For the purpose of Article 6, time begins to run from the date that “preliminary investigations” are opened against a person by a state body. “Charge” for the purposes of Article 6 has an autonomous meaning which corresponds to when “the situation of the suspect has been substantially effected” (see Eckle v. Germany (1983) 5 EHRR 1; Ambrose v. Harris  UKSC 30). Thus in the Scottish case of HM Advocate v. Little  SLT 1145, there was a breach of Article 6 where the accused was indicted for sexual offences approximately 11 years after they were first investigated.
The findings in a criminal investigation are plainly capable of having a very important, if not determinative, influence in subsequent regulatory proceedings: see the Article 6 test affirmed G v. Governors of X School  UKSC 30. Moreover, competent state authorities including the police, social services and the NHS should reasonably be expected to make a prompt referral to the GMC where serious concerns about a doctor’s conduct arise.

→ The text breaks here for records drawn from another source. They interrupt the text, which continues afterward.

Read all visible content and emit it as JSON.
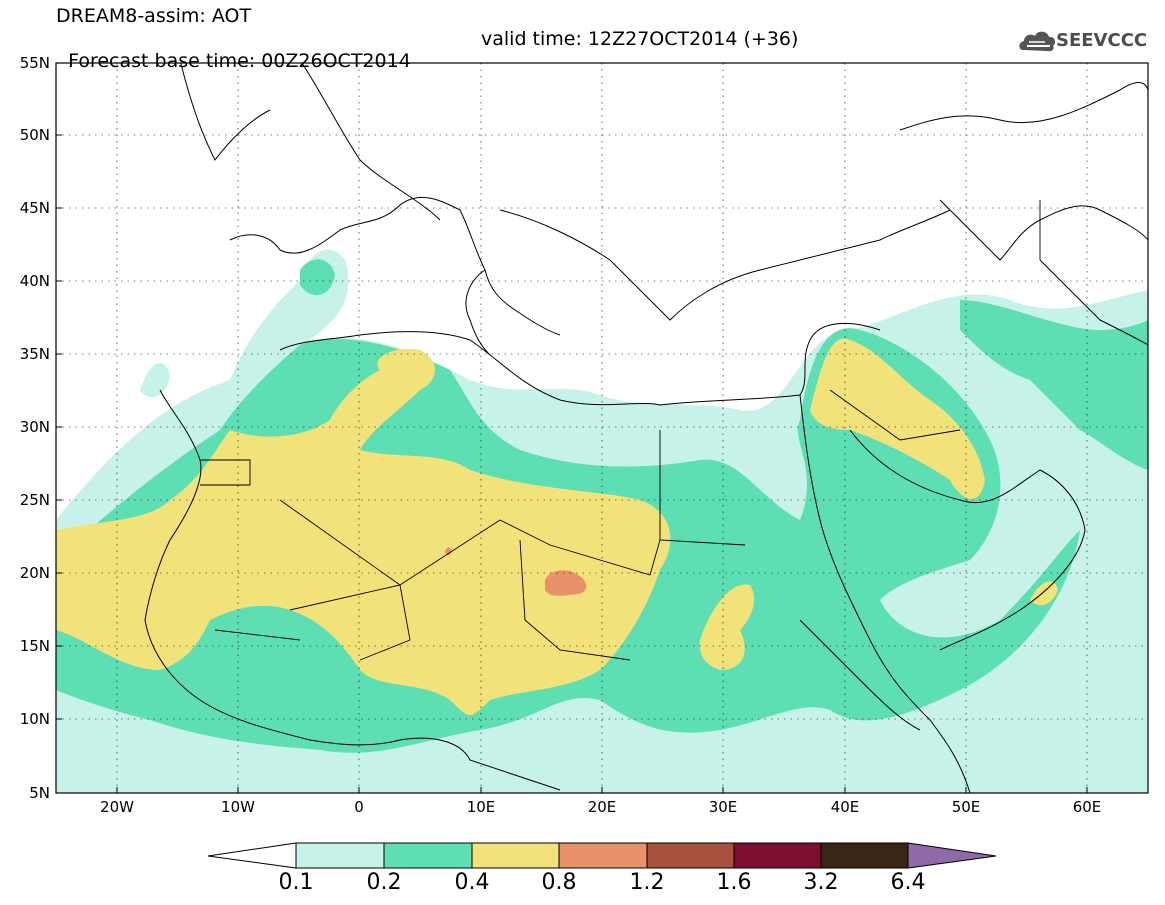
{
  "header": {
    "line1": "DREAM8-assim: AOT",
    "line2_base": "Forecast base time: 00Z26OCT2014",
    "line2_valid": "valid time: 12Z27OCT2014 (+36)"
  },
  "logo": {
    "text": "SEEVCCC",
    "icon": "cloud-icon"
  },
  "axes": {
    "lat_labels": [
      "55N",
      "50N",
      "45N",
      "40N",
      "35N",
      "30N",
      "25N",
      "20N",
      "15N",
      "10N",
      "5N"
    ],
    "lon_labels": [
      "20W",
      "10W",
      "0",
      "10E",
      "20E",
      "30E",
      "40E",
      "50E",
      "60E"
    ],
    "lat_range": [
      5,
      55
    ],
    "lon_range": [
      -25,
      65
    ]
  },
  "colorbar": {
    "labels": [
      "0.1",
      "0.2",
      "0.4",
      "0.8",
      "1.2",
      "1.6",
      "3.2",
      "6.4"
    ],
    "colors": [
      "#c6f2ea",
      "#5ddfb3",
      "#f2e27a",
      "#e9916a",
      "#a9513f",
      "#7a0f2e",
      "#3b2616",
      "#8e6ba8"
    ]
  },
  "colors": {
    "bin_0_1": "#c6f2ea",
    "bin_0_2": "#5ddfb3",
    "bin_0_4": "#f2e27a",
    "bin_0_8": "#e9916a"
  }
}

Article 6 imposes an obligation upon the state as a whole. Reasonable co-operation between different state authorities is to be expected to achieve a prompt determination of a person’s civil rights and criminal liability (see eg: Burns v. HM Advocate  UKPC 63).
Ultimately, the underlying purpose of Article 6 is to ensure that a person “should not remain too long in a state of uncertainty about his fate” (see HM Advocate v Little). In the author’s view Article 6 should also protect doctors from remaining too long in a state of uncertainty about their professional fate after the commencement of a criminal investigation with potentially devastating consequences for his or her career.